(Autor Conhecido)
There are so much in this world I’m unaware of, there is so much I don’t know, but of this one thing I’m sure: I loved you.
And it had nothing to do with your beauty – oh yeah, because this you are so full of – or with your kindness – that seems never ending sometimes -, or with the fact that you loved me back. I loved you in so much diferent ways, and for reasons you may not even realize…
See, I loved you because you dare. And because when you laugh, you close your eyes just a little bit, and because when I was sad, you tried your very best to make me smile – in fact, I loved you for you made me smile. I loved your smile, I loved you because when you smile, you do it with the whole face, not only the mouth.
I fell in love with you because you match simplicity and haughtiness in every single move of yours, and because you laugh of everything that might be fun, and sometimes of what might not be so fun at all, but at the same time, you take everything too serious for your own good.
I loved you because you just don’t care what people think of you, and do what you have to do if you believe it’s the right think to do, but I also loved the way you work so hard to clean up your name when comes out some lie about you. I loved you because you are a woman of values, that don’t betray yourself.
I loved you because the waves of your hair follow the shape of your face, and you have that cute little hole in your chin, and because you have those tiny hands that can perfom miracles if you like it to – in all the meanings of the words. I loved you because you made me chicken soup when I was sick, and learned how to make sautè potatoes because you knew I loved it. I loved you because you learned how to play Half Life just to keep me in company, and held me against your cheast and dried my tears when I couldn’t stop them to fall, and because you’d let be do the same for you.
I loved you because you trusted me enough to generate life, and gave me the chance to be the man of your dreams, and taught me how to be the best father in the whole world.
I loved you, because you gave me the best days of my life, and stood by me on the worst of them, and you had forgiven me for not being there for you like you were for me.
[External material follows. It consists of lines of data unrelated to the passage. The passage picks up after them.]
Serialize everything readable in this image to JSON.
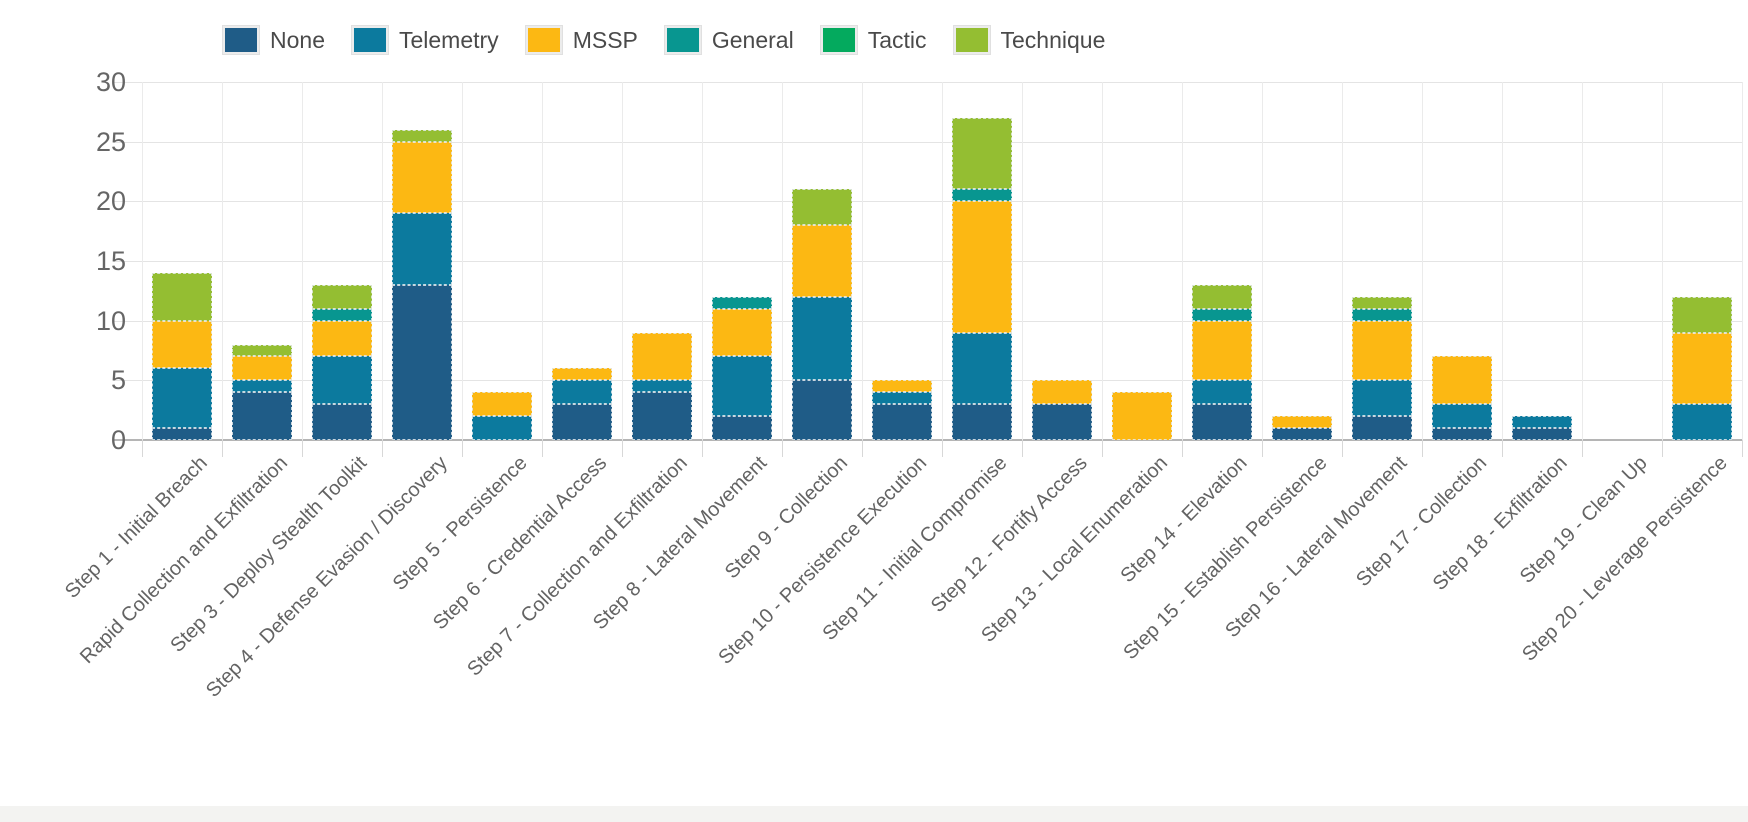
{
  "chart_data": {
    "type": "bar",
    "stacked": true,
    "title": "",
    "xlabel": "",
    "ylabel": "",
    "ylim": [
      0,
      30
    ],
    "yticks": [
      0,
      5,
      10,
      15,
      20,
      25,
      30
    ],
    "grid": true,
    "legend_position": "top",
    "categories": [
      "Step 1 - Initial Breach",
      "Rapid Collection and Exfiltration",
      "Step 3 - Deploy Stealth Toolkit",
      "Step 4 - Defense Evasion / Discovery",
      "Step 5 - Persistence",
      "Step 6 - Credential Access",
      "Step 7 - Collection and Exfiltration",
      "Step 8 - Lateral Movement",
      "Step 9 - Collection",
      "Step 10 - Persistence Execution",
      "Step 11 - Initial Compromise",
      "Step 12 - Fortify Access",
      "Step 13 - Local Enumeration",
      "Step 14 - Elevation",
      "Step 15 - Establish Persistence",
      "Step 16 - Lateral Movement",
      "Step 17 - Collection",
      "Step 18 - Exfiltration",
      "Step 19 - Clean Up",
      "Step 20 - Leverage Persistence"
    ],
    "series": [
      {
        "name": "None",
        "color": "#1f5c87",
        "values": [
          1,
          4,
          3,
          13,
          0,
          3,
          4,
          2,
          5,
          3,
          3,
          3,
          0,
          3,
          1,
          2,
          1,
          1,
          0,
          0
        ]
      },
      {
        "name": "Telemetry",
        "color": "#0c7a9e",
        "values": [
          5,
          1,
          4,
          6,
          2,
          2,
          1,
          5,
          7,
          1,
          6,
          0,
          0,
          2,
          0,
          3,
          2,
          1,
          0,
          3
        ]
      },
      {
        "name": "MSSP",
        "color": "#fcb813",
        "values": [
          4,
          2,
          3,
          6,
          2,
          1,
          4,
          4,
          6,
          1,
          11,
          2,
          4,
          5,
          1,
          5,
          4,
          0,
          0,
          6
        ]
      },
      {
        "name": "General",
        "color": "#089690",
        "values": [
          0,
          0,
          1,
          0,
          0,
          0,
          0,
          1,
          0,
          0,
          1,
          0,
          0,
          1,
          0,
          1,
          0,
          0,
          0,
          0
        ]
      },
      {
        "name": "Tactic",
        "color": "#04aa5e",
        "values": [
          0,
          0,
          0,
          0,
          0,
          0,
          0,
          0,
          0,
          0,
          0,
          0,
          0,
          0,
          0,
          0,
          0,
          0,
          0,
          0
        ]
      },
      {
        "name": "Technique",
        "color": "#94be32",
        "values": [
          4,
          1,
          2,
          1,
          0,
          0,
          0,
          0,
          3,
          0,
          6,
          0,
          0,
          2,
          0,
          1,
          0,
          0,
          0,
          3
        ]
      }
    ],
    "totals": [
      14,
      8,
      13,
      26,
      4,
      6,
      9,
      12,
      21,
      5,
      27,
      5,
      4,
      13,
      2,
      12,
      7,
      2,
      0,
      12
    ]
  }
}
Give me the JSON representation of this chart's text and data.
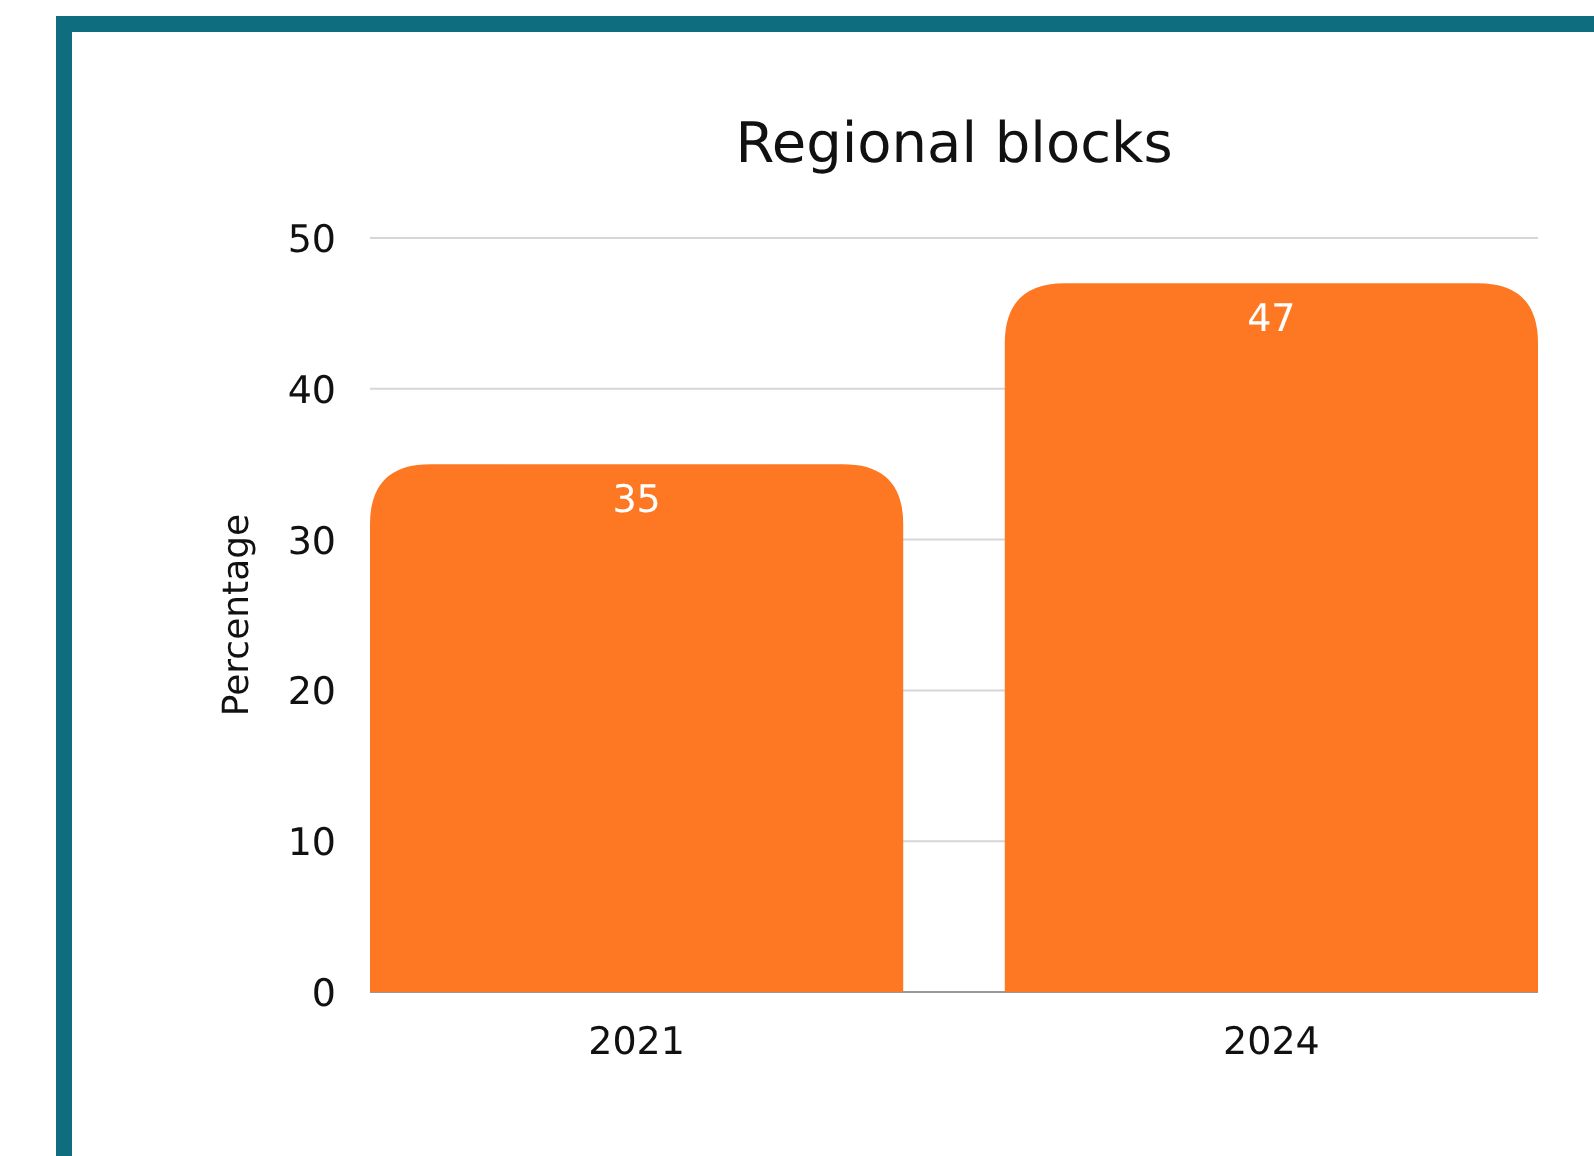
{
  "chart_data": {
    "type": "bar",
    "title": "Regional blocks",
    "ylabel": "Percentage",
    "categories": [
      "2021",
      "2024"
    ],
    "values": [
      35,
      47
    ],
    "color": "#fe7722",
    "ylim": [
      0,
      50
    ],
    "yticks": [
      0,
      10,
      20,
      30,
      40,
      50
    ],
    "grid": "y",
    "data_labels": true
  }
}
I loved you because of the incredible woman you were, heartbreaking and crying for your biggest lost, but still finding strenght to try and fix my heart and tell me everything was going to be okay and we were going to be fine.
Well, we weren’t. I am fine, you are fine. But we are not fine. Because if right now I’m trying to convince you that I really loved you as much as I could, with all I’ve got, it is because I think you don’t know how deep and big is this felling I have for you.
But must of all, I loved you because, even knowing we belong each other, even if you want us to be together, you can be reasonable enough to show me you won’t make me happy if you are not happy. And your happiness lies where I can’t go right now, and my hapiness lies where you don’t want to go. So it is a fact that we are made to each other, but it is also a fact that our lives just don’t match, not in this moment of our lives.
So I have to say I understand your decision, and I can’t say I’m all against it. But I have to say either that I hope our love can wait for our lives; because I loved you. I loved each moment of this five years, and I still do. I still love you. You are still the woman of my life.
So, I hope with all my faith that I can be, at some point, your happy ending. Because I know you are mine, so please try to have me as the man of your dreams for just another five years or plus, and then I know we’ll can make this work, and I know we’ll be together, happily ever after.